Delphine Batho dans le costume d’Edward Snowden

J’ai écouté attentivement la conférence de presse donnée ce 4 juillet 2013 à 15 heures par Delphine Batho suite à son éviction du gouvernement. A vrai dire, l’annonce de la tenue de cette conférence avait alerté mon esprit, mon intuition pressentant quelques révélations et ma foi, je crois que les Français ne seront pas déçus par ces déclarations qui en disent long sur le mode de gouvernance. Après avoir résumé son parcours, Batho n’a pas économisé son franc-parler. J’ai immédiatement pensé à Edward Snowden. Cette comparaison s’est vite confirmée par Delphine Batho qui s’est autoproclamée lanceuse d’alerte. Un terme qui est loin d’être anodin, signalant que quelques individus bien placés au cœur du système sont prêts à livrer quelques secrets, quitte à mettre en danger leur carrière future. C’était le cas de Snowden qui aurait pu très bien faire beau parcours au sein de la NSA mais qui, pour des raisons morales supérieures, a jugé bon de s’exiler en révélant les méthodes d’espionnage en vigueur aux Etats-Unis. On peut en dire autant de Delphine Batho qui risque d’être marginalisée au PS tant ce qu’elle a balancé a terni l’image du gouvernement. L’intéressée aurait pu très bien conserver son poste moyennant une excuse publique mais la conscience supérieure de l’intérêt public l’a emportée. L’occasion d’honorer cette jeune dame qui a emprunté une voie similaire à celle prise par Antigone. La différence étant que le tragique est évacué de notre civilisation post-moderne.

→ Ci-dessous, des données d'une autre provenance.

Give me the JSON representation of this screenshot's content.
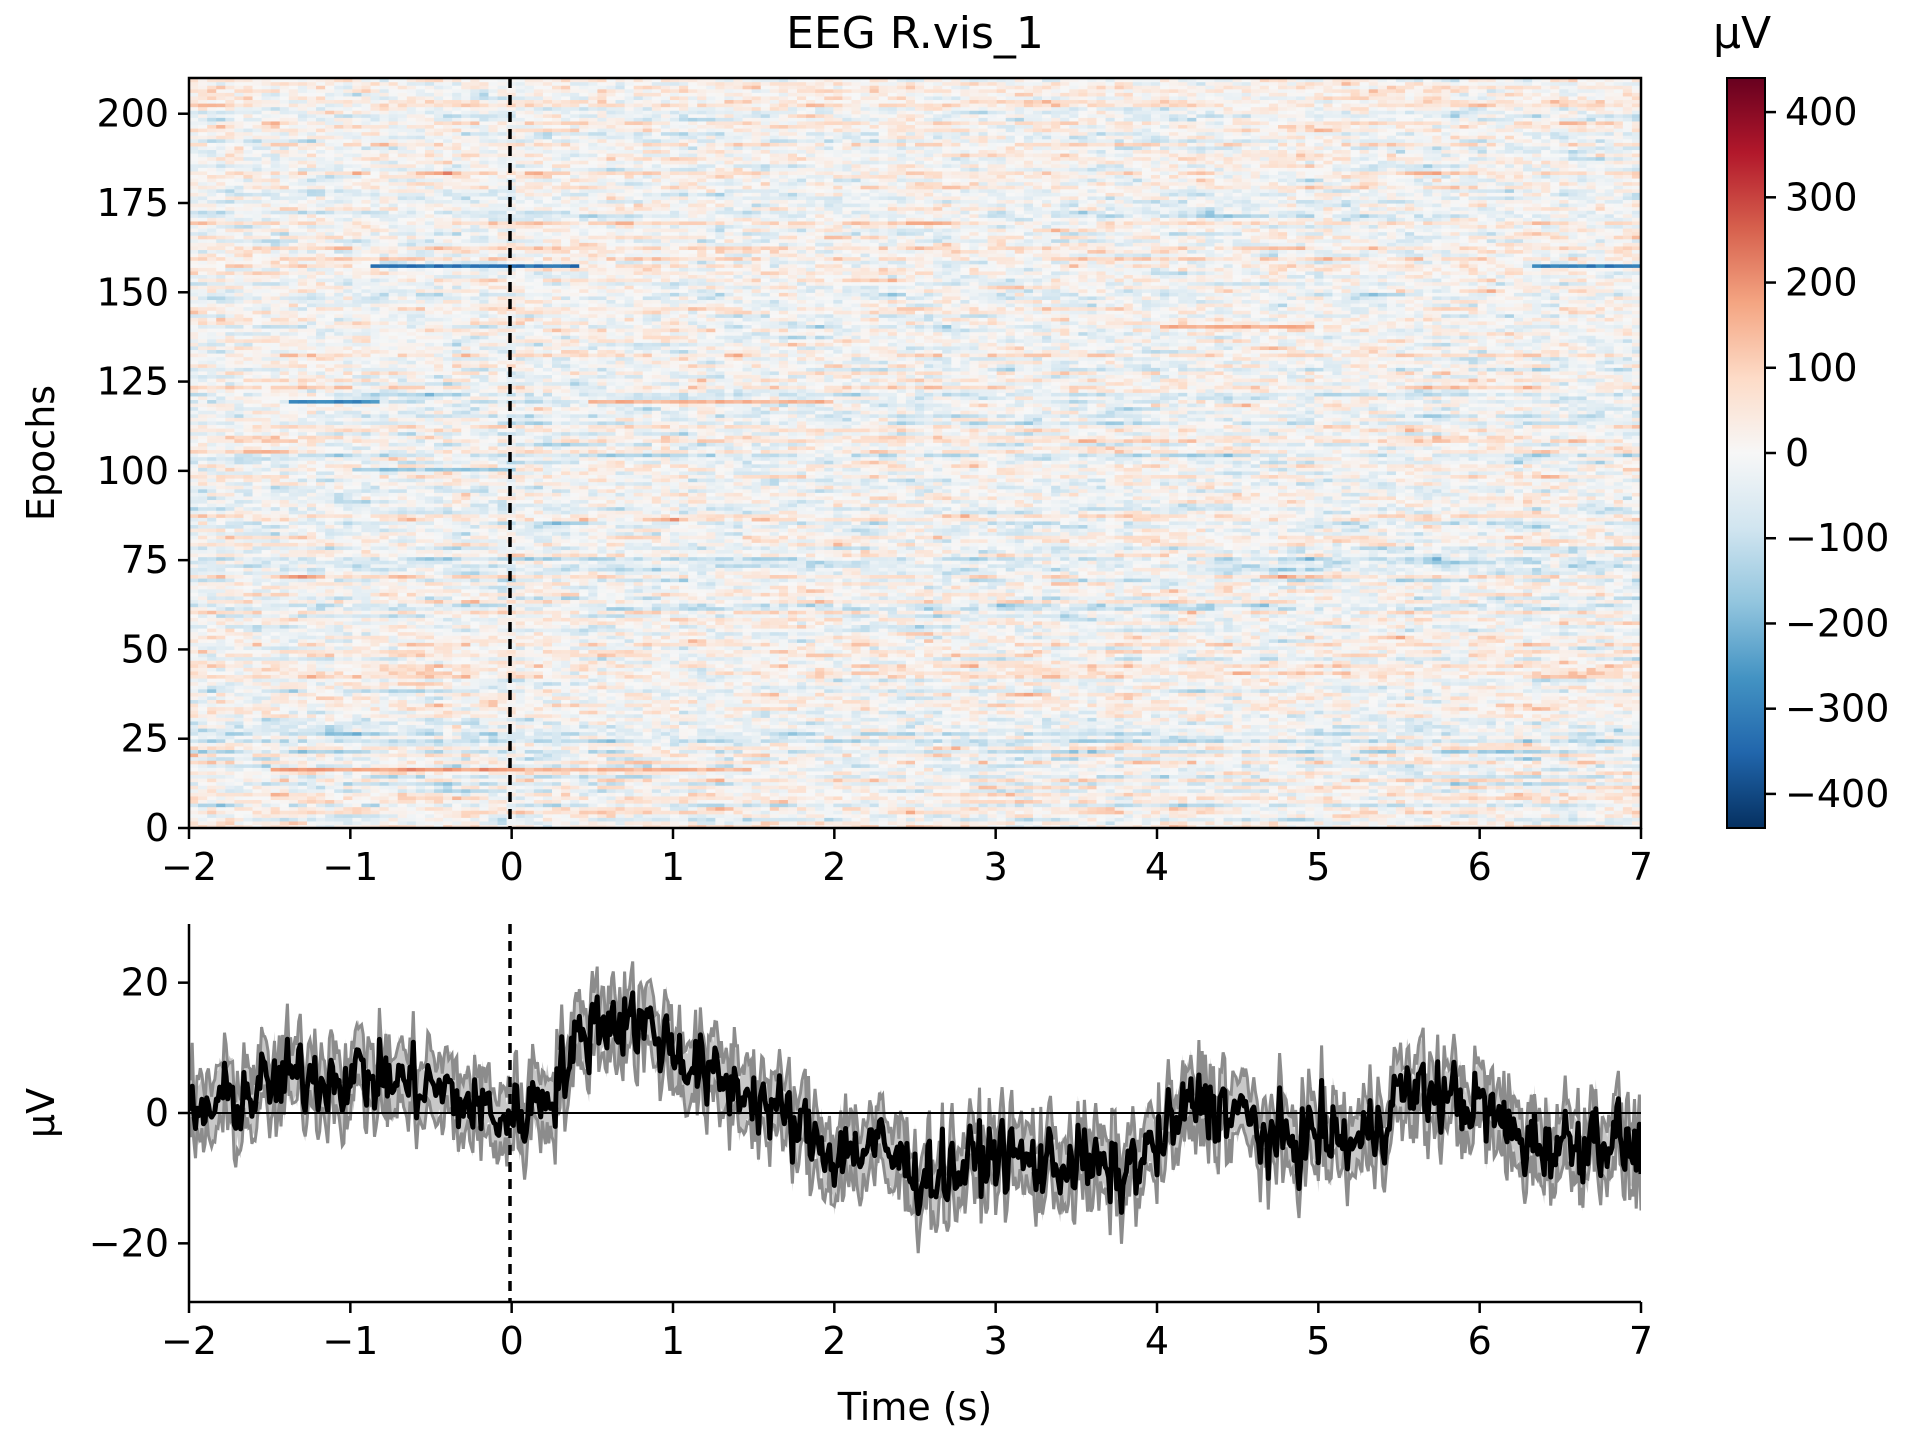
{
  "chart_data": [
    {
      "type": "heatmap",
      "title": "EEG R.vis_1",
      "xlabel": "",
      "ylabel": "Epochs",
      "xlim": [
        -2,
        7
      ],
      "ylim": [
        0,
        210
      ],
      "x_ticks": [
        -2,
        -1,
        0,
        1,
        2,
        3,
        4,
        5,
        6,
        7
      ],
      "x_tick_labels": [
        "−2",
        "−1",
        "0",
        "1",
        "2",
        "3",
        "4",
        "5",
        "6",
        "7"
      ],
      "y_ticks": [
        0,
        25,
        50,
        75,
        100,
        125,
        150,
        175,
        200
      ],
      "y_tick_labels": [
        "0",
        "25",
        "50",
        "75",
        "100",
        "125",
        "150",
        "175",
        "200"
      ],
      "n_epochs": 210,
      "time_range": [
        -2,
        7
      ],
      "colormap": "RdBu_r",
      "vmin": -440,
      "vmax": 440,
      "event_marker_time": 0,
      "colorbar": {
        "label": "µV",
        "ticks": [
          -400,
          -300,
          -200,
          -100,
          0,
          100,
          200,
          300,
          400
        ],
        "tick_labels": [
          "−400",
          "−300",
          "−200",
          "−100",
          "0",
          "100",
          "200",
          "300",
          "400"
        ]
      },
      "highlighted_epochs": [
        {
          "epoch": 157,
          "t_start": -0.85,
          "t_end": 0.4,
          "value": -330
        },
        {
          "epoch": 157,
          "t_start": 6.3,
          "t_end": 7.0,
          "value": -300
        },
        {
          "epoch": 119,
          "t_start": -1.4,
          "t_end": -0.8,
          "value": -280
        },
        {
          "epoch": 119,
          "t_start": 0.5,
          "t_end": 2.0,
          "value": 150
        },
        {
          "epoch": 16,
          "t_start": -1.5,
          "t_end": 0.0,
          "value": 180
        },
        {
          "epoch": 16,
          "t_start": 0.0,
          "t_end": 1.5,
          "value": 150
        },
        {
          "epoch": 140,
          "t_start": 4.0,
          "t_end": 5.0,
          "value": 160
        },
        {
          "epoch": 100,
          "t_start": -1.0,
          "t_end": 0.0,
          "value": -160
        }
      ]
    },
    {
      "type": "line",
      "xlabel": "Time (s)",
      "ylabel": "µV",
      "xlim": [
        -2,
        7
      ],
      "ylim": [
        -29,
        29
      ],
      "x_ticks": [
        -2,
        -1,
        0,
        1,
        2,
        3,
        4,
        5,
        6,
        7
      ],
      "x_tick_labels": [
        "−2",
        "−1",
        "0",
        "1",
        "2",
        "3",
        "4",
        "5",
        "6",
        "7"
      ],
      "y_ticks": [
        -20,
        0,
        20
      ],
      "y_tick_labels": [
        "−20",
        "0",
        "20"
      ],
      "event_marker_time": 0,
      "zero_line": true,
      "series_color": "#000000",
      "ci_color": "#8c8c8c",
      "ci_halfwidth": 4.5,
      "x": [
        -2.0,
        -1.75,
        -1.5,
        -1.25,
        -1.0,
        -0.75,
        -0.5,
        -0.25,
        0.0,
        0.25,
        0.5,
        0.75,
        1.0,
        1.25,
        1.5,
        1.75,
        2.0,
        2.25,
        2.5,
        2.75,
        3.0,
        3.25,
        3.5,
        3.75,
        4.0,
        4.25,
        4.5,
        4.75,
        5.0,
        5.25,
        5.5,
        5.75,
        6.0,
        6.25,
        6.5,
        6.75,
        7.0
      ],
      "mean": [
        -1,
        2,
        4,
        6,
        6,
        5,
        4,
        1,
        -1,
        4,
        14,
        15,
        10,
        5,
        3,
        -2,
        -6,
        -5,
        -9,
        -9,
        -6,
        -8,
        -7,
        -10,
        -5,
        2,
        0,
        -5,
        -3,
        -5,
        3,
        3,
        1,
        -4,
        -5,
        -3,
        -6
      ]
    }
  ]
}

En même pas une heure, Batho a pourri l’image du gouvernement Ayrault bien plus que les attaques conjuguées de dix lieutenants de l’UMP. Deux points essentiels à retenir. L’abandon de la collégialité par le premier ministre, notamment lors des discussions sur les lettres de cadrage. Le premier ministre a pris un tournant autoritaire. Ce qui illustre un virage important lié à une crise de gouvernance dans le contexte de la crise économique et sociale subie par la France et l’Europe. A cela on doit ajouter une accusation de malversation, voire de trahison lorsqu’un patron responsable de projets d’exploitation de gaz de schiste eut déclaré à ses partenaires américains que la ministre de l’écologie serait marginalisée. Comme si cette personne avait eu quelques « câbles ministériels » l’informant d’une disgrâce de Mme Batho, ce que son éviction récente semble confirmer. Et donc, sans s’en cacher, l’ex-ministre de l’écologie a explicitement désigné des puissances économiques influentes pour imposer au gouvernement des choix incompatibles avec les soucis écologiques. Les citoyens déniaisés savent bien ce qu’il en est de ces questions mais qu’un ex-membre du gouvernement aille si loin dans les accusations paraît assez inhabituel.
Finalement, Batho a porté un sacré coup au premier ministre Ayrault et à cette politique de rigueur qui ne peut se faire qu’avec un tournant autoritaire et des trahisons idéologiques. Le déshonneur plane sur le gouvernement socialiste qui lorsque Cahuzac fut mis à l’écart se fendit d’un communiqué saluant le très bon travail effectué au budget. Mais pour Mme Batho, rien, aucune « allusion diplomatique » ni reconnaissance pour son passage à l’écologie. Ce petit détail laisse accroire que tricher à l’Assemblée et face au fisc et plus généralement commettre des malversations est moins grave pour un dirigeant politique que de parler vrai en faisant passer les convictions éthiques au-dessus de la discipline gouvernementale. Voilà comment fonctionne la politique et ces déclarations ne vont pas rapprocher les citoyens du monde qui gouverne. La rupture s’aggrave. Enfin, restons ouverts à toutes les hypothèses, quelques relents de narcissisme n’étant pas à exclure comme un des ressorts ayant motivé ces propos accablants qui parfois, donnent le sentiment d’une vengeance suite à des vexations et frustrations accumulées.
Il se confirme que cette année 2013 est cruciale pour les ruptures, les prises de conscience, les événements marquants en France et dans le monde où un ordre autoritaire semble se dessiner alors que les puissances éthiques commencent à s’organiser et faire quelques coups d’éclat dans les médias. Si les oreilles citoyennes comprennent bien le sens des mots, c’est bien une bombe qu’a balancée Delphine Batho et l’on peut être sûr que l’opposition saura l’utiliser alors que les éditocrates sauront gloser avec intelligence ou non sur ces propos.